With the cork industry estimated at a worth of about $1.3 billion a year, Portugal is the leading world cork producer producing nearly 50% of the world’s production and shipping about 940 million euros a year in cork-based products followed by Spain at 25% of the world’s cork production and the rest coming from France, Italy, Algeria and Morocco.
Allow me to drag you into more of my cork highs;
1. Breathable sealant
Allows the wine to breathe
Cork is a natural substance that has been used for wine stoppers for hundreds of years, and has much more to give than it takes. Due to its porous nature, the cork allows oxygen through the cork enabling the wine to breathe in the bottle as it matures.
“Cork is flexible, elastic, light, compressible and has the ability to thermally insulate as well as allowing microscopic amounts of O2 into the wine – vital for long term wine maturation.”
2. Eco- Friendly
Cork is a 100% sustainable and renewable natural resource.
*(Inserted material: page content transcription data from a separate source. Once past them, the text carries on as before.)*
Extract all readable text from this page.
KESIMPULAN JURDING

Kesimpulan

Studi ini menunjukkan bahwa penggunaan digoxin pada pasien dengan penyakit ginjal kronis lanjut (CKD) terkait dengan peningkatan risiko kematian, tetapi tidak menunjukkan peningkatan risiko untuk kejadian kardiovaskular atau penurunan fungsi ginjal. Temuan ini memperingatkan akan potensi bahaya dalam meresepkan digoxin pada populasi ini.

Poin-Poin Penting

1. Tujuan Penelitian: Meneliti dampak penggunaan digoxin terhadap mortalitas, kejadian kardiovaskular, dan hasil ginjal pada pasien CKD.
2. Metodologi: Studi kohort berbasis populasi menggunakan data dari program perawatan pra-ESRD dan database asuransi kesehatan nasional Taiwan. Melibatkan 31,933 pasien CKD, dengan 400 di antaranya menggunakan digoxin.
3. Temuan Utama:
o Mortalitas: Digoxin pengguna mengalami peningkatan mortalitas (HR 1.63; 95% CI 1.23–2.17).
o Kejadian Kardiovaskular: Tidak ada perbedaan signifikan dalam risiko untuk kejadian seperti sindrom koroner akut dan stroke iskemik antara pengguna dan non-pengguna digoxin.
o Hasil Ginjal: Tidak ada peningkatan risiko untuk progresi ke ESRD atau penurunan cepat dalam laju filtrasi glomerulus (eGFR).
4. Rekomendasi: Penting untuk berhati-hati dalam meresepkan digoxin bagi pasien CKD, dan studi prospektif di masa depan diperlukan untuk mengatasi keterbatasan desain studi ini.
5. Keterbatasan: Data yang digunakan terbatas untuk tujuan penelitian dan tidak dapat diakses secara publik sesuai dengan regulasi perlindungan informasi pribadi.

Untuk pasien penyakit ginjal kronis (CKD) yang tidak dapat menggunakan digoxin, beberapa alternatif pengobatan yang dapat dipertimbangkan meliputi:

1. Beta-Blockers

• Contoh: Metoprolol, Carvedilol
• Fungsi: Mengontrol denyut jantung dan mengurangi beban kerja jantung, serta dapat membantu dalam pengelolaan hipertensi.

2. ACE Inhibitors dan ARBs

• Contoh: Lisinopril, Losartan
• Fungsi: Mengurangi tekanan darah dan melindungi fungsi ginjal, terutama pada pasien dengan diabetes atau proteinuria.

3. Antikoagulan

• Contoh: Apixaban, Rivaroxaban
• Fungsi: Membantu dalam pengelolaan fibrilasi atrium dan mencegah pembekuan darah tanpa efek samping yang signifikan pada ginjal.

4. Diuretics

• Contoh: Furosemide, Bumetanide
While we have to nurture our environment and save trees, in the cork production is an extraordinary process of transformation where nothing is wasted; no trees are felled, and the cork is harvested without harming the tree.
The cork forests of Portugal survive because we use corks in wine bottles. These forests with their unique flora and fauna thrive because the trees are nurtured for their bark. The process is performed with extreme consciousness and focus by making a vertical and then a horizontal incision on the trunk, and carefully pulling off the cork plank which is stripped every nine to ten years until the tree is about 200 years old.
The Quercus Suber, takes about 25 years from planting to bear its first harvest of outer bark. This is the only species whose bark regenerates itself after each harvest and the trees must be at least 40 years old before the first extraction takes place. The layers of bark are then washed and cut into pieces. Eventually, these barks are punched to create corks that are assessed for quality and colour before heading to wineries all over the world. The residue of this process is then sent on to be ground into granules that will be glued together to make mats, flooring and Champagne corks.
The source of the cork gives me great pleasure in enjoying my corked wine knowing that it does not cause harm to my environment but rather the contrary.